A.P : Bien sûr, c’est symbolique. Mais comme pour le reste du film, c’est inspiré de faits réels. Messina Denaro avait une passion pour les puzzles. Quant à l’histoire de la pièce manquante, nous ne l’avons pas inventée. Il a effectivement demandé à la femme avec laquelle il vivait à l’époque d’écrire une lettre pour réclamer la pièce manquante ou le même jeu, mais complet. D’ailleurs sa lettre était beaucoup plus longue que celle dictée dans le film. Derrière ce fait, il y a l’idée qu’il ne contrôle pas tout, qu’il est aussi une pièce de ce puzzle. Ce n’est pas le roi contemplant son royaume, ni celui qui tire les ficelles, juste une marionnette parmi d’autres.
Le titre original de Lettres Siciliennes est Iddu. Que signifie ce mot ?
F.G : C’est un mot sicilien qui veut dire « lui » et qui est aussi employé pour se référer à Dieu, « Lui ». En Sicile, iddu est le volcan.
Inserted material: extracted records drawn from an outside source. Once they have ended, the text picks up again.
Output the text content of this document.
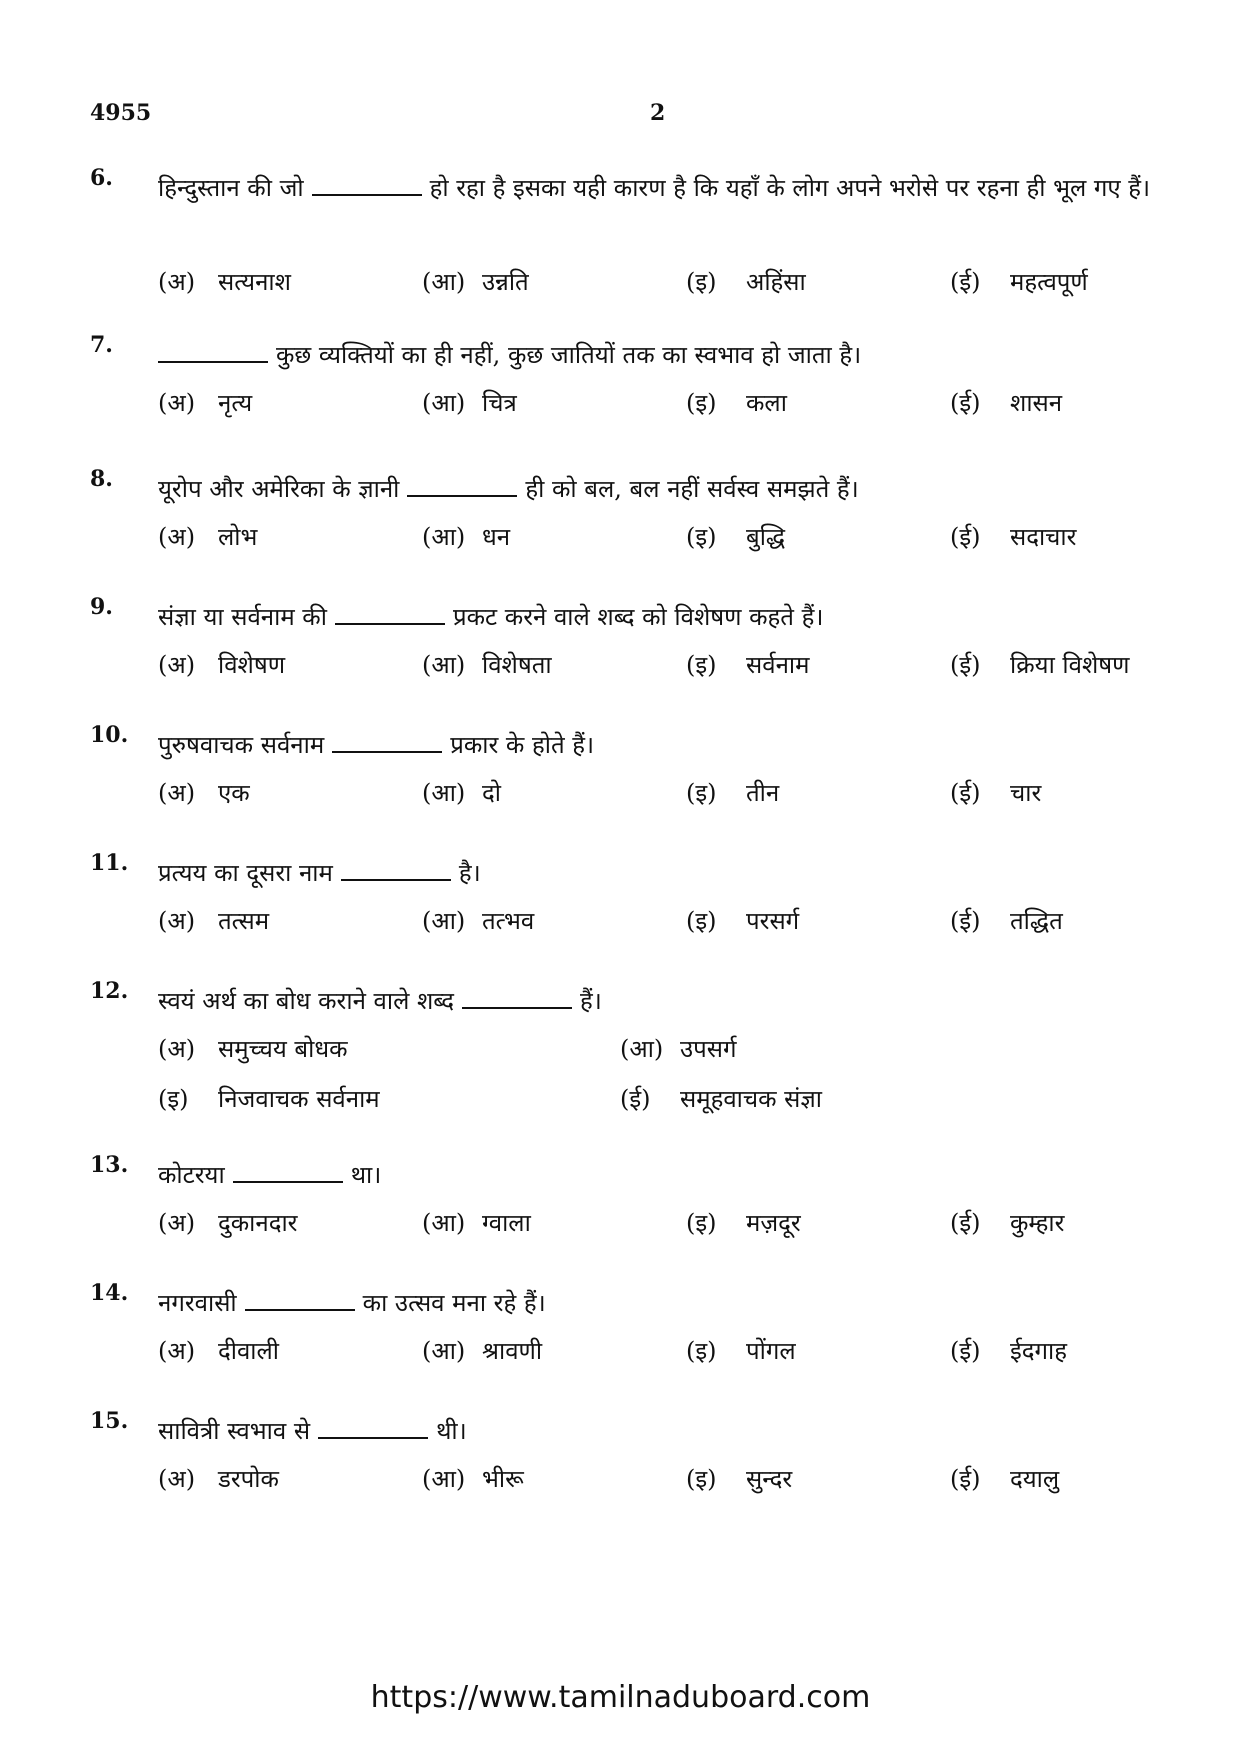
4955	2
6. हिन्दुस्तान की जो	हो रहा है इसका यही कारण है कि यहाँ के लोग अपने भरोसे पर रहना ही भूल गए हैं।
(अ) सत्यनाश	(आ) उन्नति	(इ) अहिंसा	(ई) महत्वपूर्ण
7.	कुछ व्यक्तियों का ही नहीं, कुछ जातियों तक का स्वभाव हो जाता है।
(अ) नृत्य	(आ) चित्र	(इ) कला	(ई) शासन
8. यूरोप और अमेरिका के ज्ञानी	ही को बल, बल नहीं सर्वस्व समझते हैं।
(अ) लोभ	(आ) धन	(इ) बुद्धि	(ई) सदाचार
9. संज्ञा या सर्वनाम की	प्रकट करने वाले शब्द को विशेषण कहते हैं।
(अ) विशेषण	(आ) विशेषता	(इ) सर्वनाम	(ई) क्रिया विशेषण
10. पुरुषवाचक सर्वनाम	प्रकार के होते हैं।
(अ) एक	(आ) दो	(इ) तीन	(ई) चार
11. प्रत्यय का दूसरा नाम	है।
(अ) तत्सम	(आ) तत्भव	(इ) परसर्ग	(ई) तद्धित
12. स्वयं अर्थ का बोध कराने वाले शब्द	हैं।
(अ) समुच्चय बोधक	(आ) उपसर्ग
(इ) निजवाचक सर्वनाम	(ई) समूहवाचक संज्ञा
13. कोटरया	था।
(अ) दुकानदार	(आ) ग्वाला	(इ) मज़दूर	(ई) कुम्हार
14. नगरवासी	का उत्सव मना रहे हैं।
(अ) दीवाली	(आ) श्रावणी	(इ) पोंगल	(ई) ईदगाह
15. सावित्री स्वभाव से	थी।
(अ) डरपोक	(आ) भीरू	(इ) सुन्दर	(ई) दयालु
https://www.tamilnaduboard.com
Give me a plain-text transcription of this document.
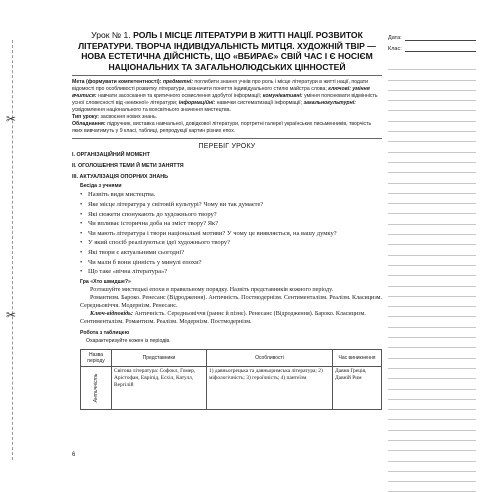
✂
✂
Дата:
Клас:
Урок № 1. РОЛЬ І МІСЦЕ ЛІТЕРАТУРИ В ЖИТТІ НАЦІЇ. РОЗВИТОК ЛІТЕРАТУРИ. ТВОРЧА ІНДИВІДУАЛЬНІСТЬ МИТЦЯ. ХУДОЖНІЙ ТВІР — НОВА ЕСТЕТИЧНА ДІЙСНІСТЬ, ЩО «ВБИРАЄ» СВІЙ ЧАС І Є НОСІЄМ НАЦІОНАЛЬНИХ ТА ЗАГАЛЬНОЛЮДСЬКИХ ЦІННОСТЕЙ

Мета (формувати компетентності): предметні: поглибити знання учнів про роль і місце літератури в житті нації, подати відомості про особливості розвитку літератури, визначити поняття індивідуального стилю майстра слова; ключові: уміння вчитися: навчати засоскання та критичного осмислення здобутої інформації; комунікативні: уміння пояснювати відмінність усної словесності від «книжної» літератури; інформаційні: навички систематизації інформації; загальнокультурні: усвідомлення національного та всесвітнього значення мистецтва.

Тип уроку: засвоєння нових знань.

Обладнання: підручник, виставка навчальної, довідкової літератури, портретні галереї українських письменників, творчість яких вивчатимуть у 9 класі, таблиці, репродукції картин різних епох.

ПЕРЕБІГ УРОКУ
I. ОРГАНІЗАЦІЙНИЙ МОМЕНТ
II. ОГОЛОШЕННЯ ТЕМИ Й МЕТИ ЗАНЯТТЯ
III. АКТУАЛІЗАЦІЯ ОПОРНИХ ЗНАНЬ
Бесіда з учнями
• Назвіть види мистецтва.
• Яке місце література у світовій культурі? Чому ви так думаєте?
• Які сюжети спонукають до художнього твору?
• Чи впливає історична доба на зміст твору? Як?
• Чи мають література і твори національні мотиви? У чому це виявляється, на вашу думку?
• У який спосіб реалізуються ідеї художнього твору?
• Які твори є актуальними сьогодні?
• Чи мали б вони цінність у минулі епохи?
• Що таке «вічна література»?
Гра «Хто швидше?»
Розташуйте мистецькі епохи в правильному порядку. Назвіть представників кожного періоду.
Романтизм. Бароко. Ренесанс (Відродження). Античність. Постмодернізм. Сентименталізм. Реалізм. Класицизм. Середньовіччя. Модернізм. Ренесанс.
Ключ-відповідь: Античність. Середньовіччя (раннє й пізнє). Ренесанс (Відродження). Бароко. Класицизм. Сентименталізм. Романтизм. Реалізм. Модернізм. Постмодернізм.
Робота з таблицею
Охарактеризуйте кожен із періодів.
Назва періоду	Представники	Особливості	Час виникнення

Античність	Світова література: Софокл, Гомер, Арістофан, Евріпід, Есхіл, Катулл, Вергілій	1) давньогрецька та давньоримська література; 2) міфологічність; 3) героїчність; 4) пантеїзм	Давня Греція, Давній Рим
6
A.P : Parmi les nombreux surnoms pour désigner Messina Denaro dans les lettres qu’on lui adressait, afin qu’il ne soit pas identifié, il y avait celui de « volcan ». Lors de sa sortie en Italie, est-il vrai que le film n’a pas pu être montré en Sicile, dans le village de Matteo Messina Denaro ? Estce que vous allez continuer à explorer le monde de la mafia dans vos futurs projets ? A.P : c’est exact car l’actuel propriétaire du cinéma de Castelvatrano n’est autre que le fils de la personne qui a inspiré le personnage de Catello. Pour d’évidentes raisons, il n’a pas souhaité programmer Lettres Siciliennes. Dès que la télévision italienne s’est emparée de l’affaire et que des journalistes sont venus nous interroger, cela a fait beaucoup de bruit. Au final, les politiques de Castelvetrano et le maire, pour ne pas paraître complices de la décision du directeur du cinéma, ont organisé une projection du film dans une salle qu’ils ont aménagée en louant l’équipement nécessaire. Quant à notre prochain film, cela sera peut-être de nouveau la Sicile, mais sans la mafia.